The first article, “Employers Rethink the Need for College Degrees in Tight Labor Market,” discusses how employers are beginning to move away from requiring undergraduate degrees as a condition of employment, preferring instead to see specific needed skills.

The second, “The Suicide of the Liberal Arts,” makes the point that the greater focus on specific courses of study rather than the more traditional liberal arts leaves students unfit for much other than entering graduate programs.

While seemingly at odds with one another, these articles actually both make one essential point: education needs to be about developing skills, both the specific skills that employers need, and the more general skills such as clear communication and analytical reasoning that are fundamental to many types of careers today.
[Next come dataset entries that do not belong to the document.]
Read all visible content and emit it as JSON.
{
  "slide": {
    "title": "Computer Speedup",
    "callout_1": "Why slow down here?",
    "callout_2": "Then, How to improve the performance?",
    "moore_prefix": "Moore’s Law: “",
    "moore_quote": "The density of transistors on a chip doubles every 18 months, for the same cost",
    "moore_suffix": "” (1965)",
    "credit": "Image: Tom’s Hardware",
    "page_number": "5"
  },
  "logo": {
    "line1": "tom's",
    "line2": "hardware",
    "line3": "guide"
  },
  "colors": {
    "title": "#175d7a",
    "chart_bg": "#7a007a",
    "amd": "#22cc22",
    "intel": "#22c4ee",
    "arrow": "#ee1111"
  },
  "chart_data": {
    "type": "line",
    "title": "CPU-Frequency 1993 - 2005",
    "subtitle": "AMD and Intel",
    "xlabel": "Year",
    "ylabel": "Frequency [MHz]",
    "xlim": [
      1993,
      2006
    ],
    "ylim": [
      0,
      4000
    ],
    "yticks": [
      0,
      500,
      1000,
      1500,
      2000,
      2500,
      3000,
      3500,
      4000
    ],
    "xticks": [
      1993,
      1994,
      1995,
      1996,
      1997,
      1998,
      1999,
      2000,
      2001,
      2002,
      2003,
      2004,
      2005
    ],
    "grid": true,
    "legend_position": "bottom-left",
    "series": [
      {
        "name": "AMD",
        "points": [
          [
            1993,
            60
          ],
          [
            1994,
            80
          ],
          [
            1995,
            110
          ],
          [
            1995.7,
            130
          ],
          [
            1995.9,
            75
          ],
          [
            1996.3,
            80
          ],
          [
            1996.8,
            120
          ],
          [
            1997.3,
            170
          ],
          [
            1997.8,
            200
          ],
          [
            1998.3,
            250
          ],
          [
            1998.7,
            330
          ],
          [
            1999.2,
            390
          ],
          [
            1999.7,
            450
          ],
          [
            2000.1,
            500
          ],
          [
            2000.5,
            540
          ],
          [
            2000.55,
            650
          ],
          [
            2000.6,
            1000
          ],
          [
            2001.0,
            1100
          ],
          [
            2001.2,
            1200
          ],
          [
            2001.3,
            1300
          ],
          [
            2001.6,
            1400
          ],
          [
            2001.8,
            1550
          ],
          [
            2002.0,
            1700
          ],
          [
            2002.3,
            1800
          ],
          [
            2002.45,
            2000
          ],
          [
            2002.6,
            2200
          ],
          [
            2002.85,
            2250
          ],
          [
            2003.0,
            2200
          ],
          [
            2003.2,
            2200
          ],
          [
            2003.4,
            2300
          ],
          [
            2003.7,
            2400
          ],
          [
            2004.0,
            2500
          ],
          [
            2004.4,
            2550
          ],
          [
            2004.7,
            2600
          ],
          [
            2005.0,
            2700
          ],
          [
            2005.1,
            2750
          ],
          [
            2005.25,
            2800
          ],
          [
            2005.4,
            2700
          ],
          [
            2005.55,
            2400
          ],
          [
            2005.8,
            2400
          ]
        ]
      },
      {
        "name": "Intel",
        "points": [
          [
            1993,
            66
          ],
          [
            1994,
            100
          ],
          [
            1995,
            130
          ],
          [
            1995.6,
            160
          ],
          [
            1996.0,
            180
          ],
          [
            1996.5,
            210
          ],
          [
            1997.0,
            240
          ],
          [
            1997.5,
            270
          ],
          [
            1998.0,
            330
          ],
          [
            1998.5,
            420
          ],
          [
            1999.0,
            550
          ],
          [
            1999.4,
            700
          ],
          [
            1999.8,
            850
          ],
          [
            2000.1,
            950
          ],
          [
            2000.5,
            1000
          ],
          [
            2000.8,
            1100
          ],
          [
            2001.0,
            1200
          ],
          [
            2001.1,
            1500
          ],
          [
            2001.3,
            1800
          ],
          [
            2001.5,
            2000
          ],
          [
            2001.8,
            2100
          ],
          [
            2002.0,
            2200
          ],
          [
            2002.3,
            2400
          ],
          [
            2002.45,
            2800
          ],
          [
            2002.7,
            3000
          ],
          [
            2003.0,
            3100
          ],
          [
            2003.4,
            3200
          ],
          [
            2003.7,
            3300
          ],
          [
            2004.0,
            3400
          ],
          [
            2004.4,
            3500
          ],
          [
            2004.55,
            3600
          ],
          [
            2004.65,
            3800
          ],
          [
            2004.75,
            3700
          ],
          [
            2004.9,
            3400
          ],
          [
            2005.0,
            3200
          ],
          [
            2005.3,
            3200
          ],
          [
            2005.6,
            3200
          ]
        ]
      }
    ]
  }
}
If we’re going to win at education, our educational system needs to give students these skills.

The failure of the education system to prepare students for success in the world in which they will live shows up in different ways at the different stages.  In high school, the emphasis is often on “all students college bound” without paying any attention to the career interests of students, the cost of college, or the potential return on investment for a college degree.  By the time students get to college, many of them will major in subjects where core skills have been replaced by specialized content. So rather than learning clear thinking and communicating, students are learning academic jargon that has no applicability outside academia. Employers make the problem worse by embracing a faith in credentials without understanding what the credentials mean.  A degree tells you little about what its holder knows, what skills she has, or what he can do.

What can be done to improve this situation? Through my foundation, Opportunity Education, I have developed a better high school, one where the focus is not on merely completing courses, it’s on developing the learning and work skills students need for success. 

By giving students some choice in how they study, and in what they study, they can develop their educational experience to suit their personal goals.  To ensure that they understand their career options, I created the Opportunity Education Pathways Program, in which students have up to four years of internships while also learning about topics such as professionalism, finance, innovation, and entrepreneurship.

For those students looking to move beyond high school, I am in the process of creating a “great books” college-level program in which students can study the seminal ideas and books that have shaped the world we live in over the past 2,500 years.  Through close reading and facilitated discussion, supported by high quality video productions, students will sharpen their minds and develop skills that colleges used to value and that employers still desperately need.

This is how we fix the high school to college to career pipeline:

  • First, give every student a high school education that prepares them for the world of work and that helps them identify their best-fit path to a meaningful career. 
  • Second, for paths that lead through college, give students a new affordable option. For some this might be a short program serving as a springboard to a specific degree program or career.  For others this might mean completing a full degree comparable in quality to that of the best colleges in the world.

If we do this, students will be positioned to make meaningful contributions to our country and to their communities, while also ensuring themselves a sound financial future.